Jeder kennt sie, diese Sachen, von denen man sich einfach nicht trennen möchte. Nicht weil man sie noch gebrauchen kann, sondern weil man etwas oder jemanden mit ihnen verbindet: Erinnerungen (seien es nun gute oder schlechte), Menschen oder Orte.
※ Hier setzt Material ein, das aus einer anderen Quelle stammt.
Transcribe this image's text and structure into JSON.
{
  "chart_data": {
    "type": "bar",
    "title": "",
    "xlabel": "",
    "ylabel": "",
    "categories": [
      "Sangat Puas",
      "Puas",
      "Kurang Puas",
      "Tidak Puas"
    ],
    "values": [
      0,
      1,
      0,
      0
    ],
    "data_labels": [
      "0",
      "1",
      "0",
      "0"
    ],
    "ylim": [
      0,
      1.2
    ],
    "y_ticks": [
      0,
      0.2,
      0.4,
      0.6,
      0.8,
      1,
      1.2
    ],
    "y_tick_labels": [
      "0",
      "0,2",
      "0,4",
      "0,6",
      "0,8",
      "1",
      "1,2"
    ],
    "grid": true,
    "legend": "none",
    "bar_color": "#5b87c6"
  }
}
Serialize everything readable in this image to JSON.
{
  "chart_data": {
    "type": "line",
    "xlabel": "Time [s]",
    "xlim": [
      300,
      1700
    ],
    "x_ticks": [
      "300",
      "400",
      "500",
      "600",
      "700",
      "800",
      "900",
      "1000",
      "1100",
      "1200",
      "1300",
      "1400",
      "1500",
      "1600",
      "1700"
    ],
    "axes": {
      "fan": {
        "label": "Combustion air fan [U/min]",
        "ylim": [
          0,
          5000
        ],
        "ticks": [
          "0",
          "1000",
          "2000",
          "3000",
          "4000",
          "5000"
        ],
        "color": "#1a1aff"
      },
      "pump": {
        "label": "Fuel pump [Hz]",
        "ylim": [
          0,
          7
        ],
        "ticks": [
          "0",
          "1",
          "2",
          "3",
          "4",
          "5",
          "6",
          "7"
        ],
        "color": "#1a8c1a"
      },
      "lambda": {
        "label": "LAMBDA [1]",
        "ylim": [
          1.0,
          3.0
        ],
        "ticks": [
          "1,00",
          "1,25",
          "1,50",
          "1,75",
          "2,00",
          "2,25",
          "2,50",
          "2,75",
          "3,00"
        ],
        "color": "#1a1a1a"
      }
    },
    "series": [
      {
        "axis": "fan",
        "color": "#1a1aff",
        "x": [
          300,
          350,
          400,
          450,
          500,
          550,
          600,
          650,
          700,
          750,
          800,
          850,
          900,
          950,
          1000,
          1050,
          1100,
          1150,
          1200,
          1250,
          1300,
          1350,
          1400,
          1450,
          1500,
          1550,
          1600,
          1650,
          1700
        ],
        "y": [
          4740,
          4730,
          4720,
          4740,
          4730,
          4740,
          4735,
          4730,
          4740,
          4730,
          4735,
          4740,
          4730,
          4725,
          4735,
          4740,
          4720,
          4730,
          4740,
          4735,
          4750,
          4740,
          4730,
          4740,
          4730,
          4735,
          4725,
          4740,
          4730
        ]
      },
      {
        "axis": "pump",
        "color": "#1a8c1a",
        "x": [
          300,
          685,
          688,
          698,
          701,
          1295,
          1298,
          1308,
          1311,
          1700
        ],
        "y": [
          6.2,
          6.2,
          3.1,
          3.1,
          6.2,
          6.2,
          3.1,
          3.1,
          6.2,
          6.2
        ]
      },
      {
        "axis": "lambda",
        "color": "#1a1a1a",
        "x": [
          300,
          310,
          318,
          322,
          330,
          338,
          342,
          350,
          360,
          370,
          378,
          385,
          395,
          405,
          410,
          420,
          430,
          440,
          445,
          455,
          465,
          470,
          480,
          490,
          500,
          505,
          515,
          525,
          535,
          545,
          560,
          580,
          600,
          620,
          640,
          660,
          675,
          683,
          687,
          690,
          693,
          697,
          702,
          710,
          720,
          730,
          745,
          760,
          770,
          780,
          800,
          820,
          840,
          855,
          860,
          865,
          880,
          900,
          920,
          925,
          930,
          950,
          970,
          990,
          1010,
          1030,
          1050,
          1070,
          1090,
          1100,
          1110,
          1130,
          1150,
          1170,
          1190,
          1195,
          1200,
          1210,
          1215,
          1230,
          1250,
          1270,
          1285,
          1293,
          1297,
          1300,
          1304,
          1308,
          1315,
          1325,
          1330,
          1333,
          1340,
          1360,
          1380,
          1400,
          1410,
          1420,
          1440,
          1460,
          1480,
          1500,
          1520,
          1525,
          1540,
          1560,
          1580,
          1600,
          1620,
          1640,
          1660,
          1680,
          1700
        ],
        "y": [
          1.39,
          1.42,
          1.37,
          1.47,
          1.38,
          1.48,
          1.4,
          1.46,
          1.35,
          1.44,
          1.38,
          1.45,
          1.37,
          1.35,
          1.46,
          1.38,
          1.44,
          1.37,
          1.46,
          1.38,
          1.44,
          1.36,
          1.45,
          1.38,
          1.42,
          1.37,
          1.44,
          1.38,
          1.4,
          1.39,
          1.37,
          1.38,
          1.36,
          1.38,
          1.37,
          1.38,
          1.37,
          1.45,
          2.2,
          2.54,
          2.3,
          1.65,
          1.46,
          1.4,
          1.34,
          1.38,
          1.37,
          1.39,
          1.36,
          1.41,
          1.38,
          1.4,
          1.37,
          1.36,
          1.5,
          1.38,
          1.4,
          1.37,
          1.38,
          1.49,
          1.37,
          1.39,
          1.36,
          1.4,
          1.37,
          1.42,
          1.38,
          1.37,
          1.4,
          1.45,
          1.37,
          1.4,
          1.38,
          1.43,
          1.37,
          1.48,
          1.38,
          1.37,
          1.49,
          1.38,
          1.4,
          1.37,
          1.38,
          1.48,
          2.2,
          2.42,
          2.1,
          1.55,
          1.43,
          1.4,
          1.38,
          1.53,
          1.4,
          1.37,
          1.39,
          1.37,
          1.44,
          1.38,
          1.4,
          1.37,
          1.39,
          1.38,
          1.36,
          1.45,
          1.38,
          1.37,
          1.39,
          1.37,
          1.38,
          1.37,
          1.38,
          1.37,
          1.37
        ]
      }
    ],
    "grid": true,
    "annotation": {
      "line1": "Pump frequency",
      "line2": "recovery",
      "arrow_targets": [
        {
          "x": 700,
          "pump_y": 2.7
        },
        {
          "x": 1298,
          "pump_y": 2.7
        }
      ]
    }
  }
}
Bei Karl Walter aus Stimpfach ist das nicht anders, er sammelt schon seit vielen Jahren solche Dinge. „Für manche Außenstehende mag das schon ein bisschen seltsam wirken, aber letztlich freuen sich die meisten, die hierherkommen“, sagt Walter. Vor einigen Jahren hat der 65-Jährige sein Elternhaus in Stimpfach geerbt, seitdem verwandelt er Stall und Heuboden mehr und mehr in ein kleines Museum – das „Café Rad Museum“. Es gibt ihm Raum für seine Sammelleidenschaft, die er nur zu gerne mit Besuchern teilt. Auch in seiner alten Heimat Ellenberg hatte er schon eine kleines Museum unterhalten.

„Vieles, was man hier sehen kann, findet man nur selten – einfach, weil es weggeworfen wurde“, sagt er und deutet auf alte Schlittschuhe. „Das sind nur die Kufen. In die hat man seine Straßenschuhe oder Stiefel eingespannt und ging damit aufs Eis.“ Auch das Werkzeug seiner Vorfahren (Vater und Großvater waren Metzger) hat er aufgehoben: „Für mich ist das ein Teil der Geschichte, auch der meinigen.“

Maschinen aus anderen Zeiten

Stolz ist Karl Walter auf seinen Motorradfuhrpark. „Während alle anderen mit 18 einen Autoführerschein hatten, hab ich den Motorradschein gemacht. Das ist bis heute mein liebster fahrbarer Untersatz“, sagt Walter: „Ich hab’ einige schöne Stücke wie eine 750er Honda K7 oder eine 500er Honda Gold.“ Allerdings gibt es zwei Maschinen von Kawasaki, die er wirklich gern ausfährt. „Die Kawasaki 1500 liegt einfach brillant auf der Straße.“ Die zweite Maschine ist das krasse Gegenteil: „Eine Kawasaki 900 Z1, wegen ihrer Geschwindigkeit und instabilen Fahrweise auch als Frankensteins Tochter bekannt. Der Vierzylinder beschleunigt die Maschine in unter vier Sekunden auf 100 Sachen.“ Zudem finden sich im Museum auch Maschinen und Erinnerungen aus der DDR und aus Osteuropa. Dazu gehören einige Mopeds von Simson und Jawa. Uwe Rommel aus Berlin hat sie zur Sammlung beigesteuert.

Momentan arbeitet Karl Walter an einer Erweiterung des Museums mit alten Nähmaschinen und Haushaltsgeräten. Das Museum ist jeden Sonntag ab 14 Uhr geöffnet.